Those strippers last night smelled great. It was the perfect mixture of vanilla and daddy issues.
Just got a orange juice for my grandma, put gin in it without thinking. She's having a good morning.
You tried feeding my python vodka through a funnel. Fuck off.
I think it's safe to say me, swords and vodka can never be aloud in the same room again.
Lost gin update. Blackout me found and re-hid the bottle. Left a note to myself saying, "GOOD LUCK, SUCKER!"
cracked out the beer snorkel again. that thing has a five for five record of getting me naked.
You came in as I got off work, ordered us jack and cokes. Put them on my tab, and then proceeded to fall asleep on the bar.
We had him convinced Visine is flammable. He was genuinely freaked out that everyone would know when he was stoned.
You were so drunk you coat checked your shoe... Not even both of them. Just one shoe.

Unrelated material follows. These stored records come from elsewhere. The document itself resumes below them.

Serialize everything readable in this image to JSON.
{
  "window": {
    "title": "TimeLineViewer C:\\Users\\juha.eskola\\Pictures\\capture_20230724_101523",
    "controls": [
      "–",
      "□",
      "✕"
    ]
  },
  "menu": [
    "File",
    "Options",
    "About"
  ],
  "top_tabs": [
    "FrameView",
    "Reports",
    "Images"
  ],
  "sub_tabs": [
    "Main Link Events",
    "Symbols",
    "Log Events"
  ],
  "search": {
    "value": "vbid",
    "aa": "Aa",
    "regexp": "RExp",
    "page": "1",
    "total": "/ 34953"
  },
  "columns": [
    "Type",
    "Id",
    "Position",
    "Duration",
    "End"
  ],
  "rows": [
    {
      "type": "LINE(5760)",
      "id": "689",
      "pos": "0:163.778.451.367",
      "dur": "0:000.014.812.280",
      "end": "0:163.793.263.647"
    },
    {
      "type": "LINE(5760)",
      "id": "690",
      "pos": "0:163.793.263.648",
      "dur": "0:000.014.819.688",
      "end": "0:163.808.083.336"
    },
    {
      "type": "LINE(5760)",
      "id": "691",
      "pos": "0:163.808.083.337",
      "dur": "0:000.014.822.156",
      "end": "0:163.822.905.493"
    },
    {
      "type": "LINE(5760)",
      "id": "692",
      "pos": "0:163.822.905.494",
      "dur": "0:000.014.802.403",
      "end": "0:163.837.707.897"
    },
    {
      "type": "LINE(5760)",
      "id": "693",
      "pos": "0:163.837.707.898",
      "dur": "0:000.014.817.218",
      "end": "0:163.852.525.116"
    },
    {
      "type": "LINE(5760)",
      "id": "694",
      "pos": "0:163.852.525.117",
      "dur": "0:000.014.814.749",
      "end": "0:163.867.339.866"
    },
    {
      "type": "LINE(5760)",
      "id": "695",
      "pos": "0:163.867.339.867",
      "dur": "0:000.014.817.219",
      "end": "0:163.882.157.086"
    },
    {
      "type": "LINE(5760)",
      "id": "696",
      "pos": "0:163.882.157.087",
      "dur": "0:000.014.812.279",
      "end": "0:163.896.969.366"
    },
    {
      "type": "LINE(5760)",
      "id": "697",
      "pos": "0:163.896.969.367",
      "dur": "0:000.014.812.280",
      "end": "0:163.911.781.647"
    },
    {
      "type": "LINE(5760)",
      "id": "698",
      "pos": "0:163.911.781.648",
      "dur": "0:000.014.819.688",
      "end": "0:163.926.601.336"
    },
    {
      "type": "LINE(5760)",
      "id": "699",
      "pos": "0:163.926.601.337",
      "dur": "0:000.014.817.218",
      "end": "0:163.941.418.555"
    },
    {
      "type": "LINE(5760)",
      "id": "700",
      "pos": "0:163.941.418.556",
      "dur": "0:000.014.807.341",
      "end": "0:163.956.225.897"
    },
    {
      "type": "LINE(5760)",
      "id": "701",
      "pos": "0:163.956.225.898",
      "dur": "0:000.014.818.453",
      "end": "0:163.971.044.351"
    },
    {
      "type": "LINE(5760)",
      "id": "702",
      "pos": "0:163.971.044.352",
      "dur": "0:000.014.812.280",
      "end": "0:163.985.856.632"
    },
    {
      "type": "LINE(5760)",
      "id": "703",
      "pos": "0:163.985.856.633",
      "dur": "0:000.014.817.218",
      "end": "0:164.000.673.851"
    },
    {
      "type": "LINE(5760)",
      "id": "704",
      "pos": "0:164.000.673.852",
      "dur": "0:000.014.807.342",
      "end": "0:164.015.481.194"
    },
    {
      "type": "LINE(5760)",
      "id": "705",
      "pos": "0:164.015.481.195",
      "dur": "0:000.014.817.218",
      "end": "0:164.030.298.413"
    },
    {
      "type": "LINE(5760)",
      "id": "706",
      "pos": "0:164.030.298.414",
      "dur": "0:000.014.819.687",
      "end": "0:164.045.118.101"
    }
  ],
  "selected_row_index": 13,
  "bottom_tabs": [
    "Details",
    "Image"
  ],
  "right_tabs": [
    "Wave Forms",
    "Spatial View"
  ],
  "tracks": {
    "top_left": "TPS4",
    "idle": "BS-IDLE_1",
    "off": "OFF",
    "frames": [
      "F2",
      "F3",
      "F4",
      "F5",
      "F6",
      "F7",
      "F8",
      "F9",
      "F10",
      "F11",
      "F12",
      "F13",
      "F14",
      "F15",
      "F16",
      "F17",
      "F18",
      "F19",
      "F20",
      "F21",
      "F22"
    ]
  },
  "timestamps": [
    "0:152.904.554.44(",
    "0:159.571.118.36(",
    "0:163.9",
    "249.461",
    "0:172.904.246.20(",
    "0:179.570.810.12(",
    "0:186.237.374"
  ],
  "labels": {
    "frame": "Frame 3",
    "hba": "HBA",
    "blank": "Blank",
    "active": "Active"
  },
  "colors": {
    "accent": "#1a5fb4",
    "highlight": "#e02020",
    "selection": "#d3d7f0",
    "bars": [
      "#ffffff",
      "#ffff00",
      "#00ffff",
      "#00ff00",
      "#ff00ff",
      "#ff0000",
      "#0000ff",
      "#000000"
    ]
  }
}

I think someone tried to make a huge bowl of ramen in my bathtub. There's noodles everywhere in my bathroom.
I woke up at 3:30 this morning to pee. Luckily, I didn't have to travel far as I was asleep in my CLOSET on my yoga mat. Good news is I had a pillow...
While buying Plan B the lady at the counter looked at me and said hope you have a successful night as I walked away in shame
This is why we can never be just regular friends. The shit we do is not regular
hey. this is your former cousin. you boned my best friend last night.
Our livers are going to hate us.
It's okay, they're regenerative. God wanted this.